The fact that we can't currently efficiently turn money into useful results over here doesnt make me feel any better about turning that money into arms and handing them out like candy thousands of miles away.
How do we know aren't going to be a few trillion poorer in 20 years leaving Ukraine the same way we left Afghanistan?
Because:
1. We aren’t “in” Ukraine so we can’t leave— they are fighting for themselves, and
2. It is unlikely they will give up and submit like the ANA because of their morale, which
3. Is evidenced by this POW, knowing he is about to be executed, saying “slava ukraine” milliseconds before having his brains blown out by Russian war criminals https://twitter.com/protasm19751/status/1632740245237030914
Sure, we aren't (at least officially anyway, not yet) physically in Ukraine, but I don't see how that makes any difference for the question. Imagine I said "stopping funding" instead of "leaving."
As for the rest, I don't doubt these people are beyond devoted to their cause, and I wish them all the best. However, I doubt our involvement on the whole is going to make anything better for anyone in the end other than the people manufacturing the arms. We certainly didn't end up making a difference for that POW in your link.
https://hub.conflictobservatory.org/portal/sharing/rest/cont...
In the present Convention, genocide means any of the following acts committed with intent to destroy, in whole or in part, a national, ethnical, racial or religious group, as such:
(a) Killing members of the group;
(b) Causing serious bodily or mental harm to members of the group;
(c) Deliberately inflicting on the group conditions of life calculated to bring about its physical destruction in whole or in part;
(d) Imposing measures intended to prevent births within the group;
***(e) Forcibly transferring children of the group to another group.***
https://ihl-databases.icrc.org/en/ihl-treaties/genocide-conv...
Would you like more?
>If this is the case, then I guess Zelensky doesn't need any western weapons, and yet he's asking every day for more.
I'd want lots of artillery and modern weapons if I had to fight 200,000 stupid men with old soviet tanks, AKs and shovels too.
Relevant quote from General George S Patton:
>We promised the Europeans freedom. It would be worse than dishonorable not to see they have it. This might mean war with the Russians, but what of it? They have no Air Force anymore , their gasoline and ammunition supplies are low.I've seen their miserable supply trains;mostly wagons draw by beaten up old hoses or oxen. I'll say this ;the Third Army alone with very little help and with damned few casualties,could lick what is left of the Russians in six weeks. You mark my words.Don't ever forget them. Someday we will have to fight them and it will take six years and cost us six million lives.

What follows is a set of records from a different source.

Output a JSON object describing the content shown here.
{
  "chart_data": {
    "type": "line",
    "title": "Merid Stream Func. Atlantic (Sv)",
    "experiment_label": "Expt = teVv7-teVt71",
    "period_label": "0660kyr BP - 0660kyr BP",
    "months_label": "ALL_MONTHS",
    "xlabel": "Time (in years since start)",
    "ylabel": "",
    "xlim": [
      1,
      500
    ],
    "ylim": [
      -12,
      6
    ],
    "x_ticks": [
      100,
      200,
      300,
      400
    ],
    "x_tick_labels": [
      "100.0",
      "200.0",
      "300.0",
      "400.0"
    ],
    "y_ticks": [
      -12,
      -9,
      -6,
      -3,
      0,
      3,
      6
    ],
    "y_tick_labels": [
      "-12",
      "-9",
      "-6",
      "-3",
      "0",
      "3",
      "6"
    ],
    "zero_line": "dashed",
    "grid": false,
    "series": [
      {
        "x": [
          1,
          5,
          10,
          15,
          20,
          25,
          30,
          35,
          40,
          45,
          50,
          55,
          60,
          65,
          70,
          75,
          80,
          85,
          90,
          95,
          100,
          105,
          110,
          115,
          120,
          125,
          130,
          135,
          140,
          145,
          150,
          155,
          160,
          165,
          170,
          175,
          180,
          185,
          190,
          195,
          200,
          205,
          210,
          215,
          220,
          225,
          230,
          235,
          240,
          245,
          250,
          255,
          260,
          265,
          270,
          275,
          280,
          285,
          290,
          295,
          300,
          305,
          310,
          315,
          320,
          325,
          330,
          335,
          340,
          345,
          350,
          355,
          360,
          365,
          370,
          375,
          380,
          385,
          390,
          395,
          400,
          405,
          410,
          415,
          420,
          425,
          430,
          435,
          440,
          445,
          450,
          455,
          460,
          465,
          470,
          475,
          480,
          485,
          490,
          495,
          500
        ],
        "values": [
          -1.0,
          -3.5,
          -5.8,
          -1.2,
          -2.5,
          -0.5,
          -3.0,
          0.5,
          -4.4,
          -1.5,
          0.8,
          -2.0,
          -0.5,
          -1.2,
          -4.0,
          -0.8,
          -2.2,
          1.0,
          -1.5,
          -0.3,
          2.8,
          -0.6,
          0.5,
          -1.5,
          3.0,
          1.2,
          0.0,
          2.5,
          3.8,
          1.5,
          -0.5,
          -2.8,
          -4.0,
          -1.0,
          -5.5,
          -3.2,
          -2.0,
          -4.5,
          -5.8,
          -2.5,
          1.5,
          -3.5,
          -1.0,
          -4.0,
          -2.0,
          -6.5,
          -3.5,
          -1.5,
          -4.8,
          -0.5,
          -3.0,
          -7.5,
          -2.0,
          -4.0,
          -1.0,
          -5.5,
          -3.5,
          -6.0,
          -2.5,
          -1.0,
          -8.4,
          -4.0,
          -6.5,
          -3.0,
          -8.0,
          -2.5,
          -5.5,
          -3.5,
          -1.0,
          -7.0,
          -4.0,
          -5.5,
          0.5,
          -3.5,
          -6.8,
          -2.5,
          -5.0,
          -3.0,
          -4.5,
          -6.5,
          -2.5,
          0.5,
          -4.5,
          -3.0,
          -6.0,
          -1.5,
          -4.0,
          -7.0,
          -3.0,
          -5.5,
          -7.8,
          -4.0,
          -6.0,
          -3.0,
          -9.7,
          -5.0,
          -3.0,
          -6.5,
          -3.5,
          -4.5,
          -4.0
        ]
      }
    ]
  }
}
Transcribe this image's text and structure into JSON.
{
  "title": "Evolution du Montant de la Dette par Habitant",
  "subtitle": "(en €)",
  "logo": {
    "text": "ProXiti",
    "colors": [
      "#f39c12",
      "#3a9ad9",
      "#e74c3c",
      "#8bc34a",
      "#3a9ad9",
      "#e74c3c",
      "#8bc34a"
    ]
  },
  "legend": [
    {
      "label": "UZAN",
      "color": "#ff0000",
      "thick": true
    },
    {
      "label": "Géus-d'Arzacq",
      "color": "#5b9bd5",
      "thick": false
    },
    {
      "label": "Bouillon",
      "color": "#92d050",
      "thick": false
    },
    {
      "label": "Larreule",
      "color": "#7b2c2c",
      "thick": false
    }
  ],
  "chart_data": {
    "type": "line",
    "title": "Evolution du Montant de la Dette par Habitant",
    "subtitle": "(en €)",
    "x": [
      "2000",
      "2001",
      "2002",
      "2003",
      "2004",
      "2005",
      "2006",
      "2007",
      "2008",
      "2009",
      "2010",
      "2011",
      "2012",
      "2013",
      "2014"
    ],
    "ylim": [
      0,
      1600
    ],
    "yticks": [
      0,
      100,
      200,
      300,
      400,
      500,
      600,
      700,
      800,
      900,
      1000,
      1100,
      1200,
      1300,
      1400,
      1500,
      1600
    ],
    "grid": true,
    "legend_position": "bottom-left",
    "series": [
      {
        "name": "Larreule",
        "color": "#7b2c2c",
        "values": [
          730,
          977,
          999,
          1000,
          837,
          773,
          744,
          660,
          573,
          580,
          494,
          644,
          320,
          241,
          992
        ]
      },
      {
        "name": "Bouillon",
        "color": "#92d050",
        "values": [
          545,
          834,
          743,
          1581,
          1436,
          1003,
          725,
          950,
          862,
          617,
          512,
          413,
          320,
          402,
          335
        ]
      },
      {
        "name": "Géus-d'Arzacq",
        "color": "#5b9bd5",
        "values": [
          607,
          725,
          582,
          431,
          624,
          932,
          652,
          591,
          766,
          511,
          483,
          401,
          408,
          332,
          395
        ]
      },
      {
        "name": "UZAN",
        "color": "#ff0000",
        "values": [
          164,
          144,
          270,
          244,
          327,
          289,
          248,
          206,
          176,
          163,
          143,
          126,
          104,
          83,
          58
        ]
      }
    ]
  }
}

After Ukraine, Russia wants Moldova, Georgia, and they have a plan for the gradual takeover of Belarus. They've even been talking about having a go at pushing back Poland's borders and at this stage Russia may well be dumb enough to try a direct confrontation with NATO.
Russia can't be negotiated with anymore. Russia will see any settlement as an opportunity to rearm and resupply in preparation for the launch of their next invasion.
With the risk of spreading more Russian propaganda, here you go: http://militera.lib.ru/research/suvorov6/01.html:
"The spetsnaz soldier loves his spade. He has more faith in its reliability and accuracy than he has in his Kalashnikov automatic. An interesting psychological detail has been observed in the kind of hand-to-hand confrontations which are the stock in trade of spetsnaz. If a soldier fires at an enemy armed with an automatic, the enemy also shoots at him. But if he doesn't fire at the enemy but throws a spade at him instead, the enemy simply drops his gun and jumps to one side."
These reeks of WW2-style propaganda. It's laughable to think that 'the enemy' would drop their gun when facing someone armed with a shovel.